On Fri, Sep 26, 2014 at 04:50:39PM +0200, Olaf Weber wrote:
> I'm not sure how common the parsing code can be if needs to be capable of
> retrieving data from a filesystem.
> Note given your and Andi Kleen's feedback on the trie size I've switched to
> doing algorithmic decomposition for Hangul. This reduces the size of the
> trie to 89952 bytes.
> In addition, if you store the trie in the filesystem, then the only part
> that needs storing is the version for that particular filesystem, e.g no
> compatibility info for different unicode versions would be required. This
> would reduce the trie size to about 50kB for case-sensitive filesystems, and
> about 55kB on case-folding filesystems.
Honestly I wouldn't worry about demand loading it too much. This is a
fairly special case code for NAS servers, and should not affect normal
uses now that we use symbol_get. Let's get back to the fundamentals.

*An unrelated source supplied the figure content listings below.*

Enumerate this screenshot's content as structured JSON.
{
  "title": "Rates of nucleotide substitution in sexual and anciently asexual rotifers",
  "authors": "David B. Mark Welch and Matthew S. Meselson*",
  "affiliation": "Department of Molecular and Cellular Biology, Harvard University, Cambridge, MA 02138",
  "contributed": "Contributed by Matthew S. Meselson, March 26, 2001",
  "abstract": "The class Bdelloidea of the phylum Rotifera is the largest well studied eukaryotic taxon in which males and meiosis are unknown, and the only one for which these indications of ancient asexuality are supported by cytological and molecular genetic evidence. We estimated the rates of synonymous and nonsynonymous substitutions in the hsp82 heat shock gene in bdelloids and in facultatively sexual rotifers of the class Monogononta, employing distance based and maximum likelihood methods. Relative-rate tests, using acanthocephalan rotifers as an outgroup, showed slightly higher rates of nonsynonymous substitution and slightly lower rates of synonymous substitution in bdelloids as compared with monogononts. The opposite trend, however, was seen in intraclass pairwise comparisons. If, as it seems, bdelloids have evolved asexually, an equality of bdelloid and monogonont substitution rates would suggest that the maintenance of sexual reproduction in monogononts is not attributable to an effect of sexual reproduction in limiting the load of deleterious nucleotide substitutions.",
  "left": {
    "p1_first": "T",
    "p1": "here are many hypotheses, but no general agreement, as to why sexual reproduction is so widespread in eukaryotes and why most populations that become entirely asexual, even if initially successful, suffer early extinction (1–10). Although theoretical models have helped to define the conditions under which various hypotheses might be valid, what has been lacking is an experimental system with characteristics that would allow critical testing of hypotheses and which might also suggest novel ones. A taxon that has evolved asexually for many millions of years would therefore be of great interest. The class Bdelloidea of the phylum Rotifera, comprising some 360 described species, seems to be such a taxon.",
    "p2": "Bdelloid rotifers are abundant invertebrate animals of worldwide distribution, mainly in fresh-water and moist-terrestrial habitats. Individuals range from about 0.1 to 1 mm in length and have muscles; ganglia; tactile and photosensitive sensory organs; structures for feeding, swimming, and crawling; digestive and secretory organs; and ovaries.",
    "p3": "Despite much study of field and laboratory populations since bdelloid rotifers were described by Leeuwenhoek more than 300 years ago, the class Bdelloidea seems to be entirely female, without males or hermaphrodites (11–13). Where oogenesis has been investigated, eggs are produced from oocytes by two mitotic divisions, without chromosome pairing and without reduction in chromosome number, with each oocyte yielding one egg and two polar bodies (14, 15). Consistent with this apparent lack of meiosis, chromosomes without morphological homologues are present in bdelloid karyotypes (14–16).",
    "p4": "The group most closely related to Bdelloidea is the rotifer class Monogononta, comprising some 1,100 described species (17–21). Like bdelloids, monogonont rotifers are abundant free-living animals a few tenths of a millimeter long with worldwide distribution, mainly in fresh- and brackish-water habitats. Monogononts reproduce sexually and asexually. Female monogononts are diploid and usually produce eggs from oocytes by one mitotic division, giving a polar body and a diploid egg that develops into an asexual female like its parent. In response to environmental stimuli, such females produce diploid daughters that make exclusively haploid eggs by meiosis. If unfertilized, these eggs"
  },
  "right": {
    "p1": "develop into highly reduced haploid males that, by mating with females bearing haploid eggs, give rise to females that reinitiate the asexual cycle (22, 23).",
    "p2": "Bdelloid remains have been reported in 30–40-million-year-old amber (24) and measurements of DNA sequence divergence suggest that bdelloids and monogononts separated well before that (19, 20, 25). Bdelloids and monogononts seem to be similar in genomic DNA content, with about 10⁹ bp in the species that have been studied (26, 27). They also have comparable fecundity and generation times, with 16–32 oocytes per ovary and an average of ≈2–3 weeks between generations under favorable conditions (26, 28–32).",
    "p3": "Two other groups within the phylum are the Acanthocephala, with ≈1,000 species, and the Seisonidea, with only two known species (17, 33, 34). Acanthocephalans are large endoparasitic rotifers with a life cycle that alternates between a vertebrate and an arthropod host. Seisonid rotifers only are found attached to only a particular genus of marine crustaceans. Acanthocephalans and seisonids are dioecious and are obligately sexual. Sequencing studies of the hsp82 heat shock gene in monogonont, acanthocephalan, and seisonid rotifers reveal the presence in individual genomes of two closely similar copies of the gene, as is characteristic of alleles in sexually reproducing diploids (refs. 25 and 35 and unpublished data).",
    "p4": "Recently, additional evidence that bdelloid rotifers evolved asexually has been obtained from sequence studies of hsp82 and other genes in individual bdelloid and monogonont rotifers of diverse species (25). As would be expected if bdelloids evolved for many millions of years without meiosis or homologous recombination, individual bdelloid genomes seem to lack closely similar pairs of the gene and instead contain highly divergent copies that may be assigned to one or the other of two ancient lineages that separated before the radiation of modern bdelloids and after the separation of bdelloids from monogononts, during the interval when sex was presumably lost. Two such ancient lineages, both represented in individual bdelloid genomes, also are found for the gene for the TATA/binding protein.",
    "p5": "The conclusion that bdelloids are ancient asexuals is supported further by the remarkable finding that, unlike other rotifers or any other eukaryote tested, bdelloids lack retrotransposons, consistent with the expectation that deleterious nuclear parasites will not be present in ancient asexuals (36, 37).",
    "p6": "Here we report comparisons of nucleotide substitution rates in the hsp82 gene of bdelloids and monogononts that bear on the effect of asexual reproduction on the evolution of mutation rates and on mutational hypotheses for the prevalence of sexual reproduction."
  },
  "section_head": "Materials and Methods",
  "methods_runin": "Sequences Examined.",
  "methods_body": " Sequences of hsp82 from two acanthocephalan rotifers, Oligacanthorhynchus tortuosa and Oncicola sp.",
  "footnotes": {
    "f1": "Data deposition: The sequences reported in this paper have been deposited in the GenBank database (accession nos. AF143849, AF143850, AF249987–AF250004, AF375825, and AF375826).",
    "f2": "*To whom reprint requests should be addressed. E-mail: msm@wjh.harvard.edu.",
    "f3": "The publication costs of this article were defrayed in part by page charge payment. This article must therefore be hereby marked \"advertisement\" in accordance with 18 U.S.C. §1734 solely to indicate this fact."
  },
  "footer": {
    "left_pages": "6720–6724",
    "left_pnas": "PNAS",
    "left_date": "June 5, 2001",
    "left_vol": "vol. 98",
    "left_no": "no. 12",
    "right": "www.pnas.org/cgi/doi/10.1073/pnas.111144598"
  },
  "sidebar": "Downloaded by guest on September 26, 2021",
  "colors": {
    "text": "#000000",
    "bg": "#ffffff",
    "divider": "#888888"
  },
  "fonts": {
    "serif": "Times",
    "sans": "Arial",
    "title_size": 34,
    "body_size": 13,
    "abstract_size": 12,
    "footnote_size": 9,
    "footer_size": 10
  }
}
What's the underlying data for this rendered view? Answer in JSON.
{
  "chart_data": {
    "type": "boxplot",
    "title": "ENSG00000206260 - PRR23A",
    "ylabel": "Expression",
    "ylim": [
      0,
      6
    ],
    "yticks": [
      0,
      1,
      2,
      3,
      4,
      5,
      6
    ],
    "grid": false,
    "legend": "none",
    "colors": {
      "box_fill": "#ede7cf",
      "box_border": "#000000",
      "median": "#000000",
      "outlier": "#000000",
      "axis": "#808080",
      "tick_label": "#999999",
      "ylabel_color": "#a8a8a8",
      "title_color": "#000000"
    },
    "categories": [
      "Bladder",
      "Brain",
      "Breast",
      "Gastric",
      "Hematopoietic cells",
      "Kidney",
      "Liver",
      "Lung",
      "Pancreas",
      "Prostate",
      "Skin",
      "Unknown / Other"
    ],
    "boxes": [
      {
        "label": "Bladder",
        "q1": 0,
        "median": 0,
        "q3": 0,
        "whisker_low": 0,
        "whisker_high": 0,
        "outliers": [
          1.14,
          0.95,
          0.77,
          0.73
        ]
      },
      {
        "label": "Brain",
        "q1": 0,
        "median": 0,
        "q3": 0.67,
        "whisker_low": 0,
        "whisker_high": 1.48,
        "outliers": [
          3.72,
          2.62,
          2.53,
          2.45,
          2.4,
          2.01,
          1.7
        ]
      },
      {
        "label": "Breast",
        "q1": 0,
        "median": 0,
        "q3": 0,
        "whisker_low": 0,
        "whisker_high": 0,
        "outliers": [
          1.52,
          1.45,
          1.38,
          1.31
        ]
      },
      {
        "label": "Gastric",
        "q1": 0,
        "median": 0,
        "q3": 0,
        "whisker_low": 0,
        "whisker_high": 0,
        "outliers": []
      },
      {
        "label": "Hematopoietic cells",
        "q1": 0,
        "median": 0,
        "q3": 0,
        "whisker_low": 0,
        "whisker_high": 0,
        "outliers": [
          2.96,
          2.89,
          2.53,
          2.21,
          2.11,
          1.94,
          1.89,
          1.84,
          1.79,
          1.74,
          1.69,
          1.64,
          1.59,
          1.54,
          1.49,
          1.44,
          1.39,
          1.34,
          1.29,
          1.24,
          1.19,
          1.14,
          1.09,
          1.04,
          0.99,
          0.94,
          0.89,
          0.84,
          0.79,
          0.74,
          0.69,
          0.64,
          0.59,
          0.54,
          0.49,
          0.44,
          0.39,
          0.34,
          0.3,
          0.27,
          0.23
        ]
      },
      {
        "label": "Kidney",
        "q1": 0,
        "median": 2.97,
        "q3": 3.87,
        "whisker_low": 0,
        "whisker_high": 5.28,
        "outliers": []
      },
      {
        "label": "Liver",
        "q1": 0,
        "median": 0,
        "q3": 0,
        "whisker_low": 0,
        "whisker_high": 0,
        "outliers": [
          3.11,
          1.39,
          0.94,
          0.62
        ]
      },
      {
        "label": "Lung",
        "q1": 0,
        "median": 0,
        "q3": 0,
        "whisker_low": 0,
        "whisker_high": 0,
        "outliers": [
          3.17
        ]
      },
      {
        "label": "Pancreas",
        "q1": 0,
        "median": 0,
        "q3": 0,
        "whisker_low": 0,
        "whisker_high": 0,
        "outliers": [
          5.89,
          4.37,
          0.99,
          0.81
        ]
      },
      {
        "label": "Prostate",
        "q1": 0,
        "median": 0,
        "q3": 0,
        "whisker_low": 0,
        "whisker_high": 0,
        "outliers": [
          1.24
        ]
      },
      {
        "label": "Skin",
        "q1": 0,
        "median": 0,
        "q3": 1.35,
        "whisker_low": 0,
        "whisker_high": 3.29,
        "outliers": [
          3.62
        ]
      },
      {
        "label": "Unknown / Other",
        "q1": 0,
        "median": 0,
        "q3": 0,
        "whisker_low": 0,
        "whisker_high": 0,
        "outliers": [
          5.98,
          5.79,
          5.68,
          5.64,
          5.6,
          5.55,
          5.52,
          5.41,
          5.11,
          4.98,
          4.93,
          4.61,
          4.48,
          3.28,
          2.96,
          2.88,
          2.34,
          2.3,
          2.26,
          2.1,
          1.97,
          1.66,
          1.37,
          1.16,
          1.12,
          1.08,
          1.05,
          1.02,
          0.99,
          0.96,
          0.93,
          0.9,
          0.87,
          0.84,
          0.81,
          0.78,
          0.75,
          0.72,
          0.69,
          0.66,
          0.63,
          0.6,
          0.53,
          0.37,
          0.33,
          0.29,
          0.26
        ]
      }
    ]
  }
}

> >It's a chicken and egg situation. I'd much prefer we enforce clean
> >utf8 from the start, because if we don't we'll never be able to do
> >that. And other filesystems (e.g. ZFS) allow you to do reject
> >anything that is not clean utf8....
> As I understand it, this is optional in ZFS. I wonder what people's
> experiences are with this.
It is as optional as your utf8 support for XFS is. But they do
enforce valid utf8 if they use utf8 normalization for file name
comparisms, be that case sensitive or insensitive. Take a look at the
zfs(8) man page.
> - Forbid non-UTF-8 filenames
> - Allow non-UTF-8 filenames
> - Make it a mount option
> - Make it a mkfs option
My take on this is:
- I think we'll have to prevent non-utf8 file names for any cases where
we use utf8 normalization. If you do not use utf8 normalization
it's plain old Unix everything is allowed.
- I think utf8 normalization vs not should be mkfs option, to make sure
everyone including kernel and repair knows what sort of filesystem
- case insensitive matching for utf8 normalized filesystems should be
a runtime decision. mount time for now, but Samba people would be
extremly happy to allow per-operation or per-process CI matching.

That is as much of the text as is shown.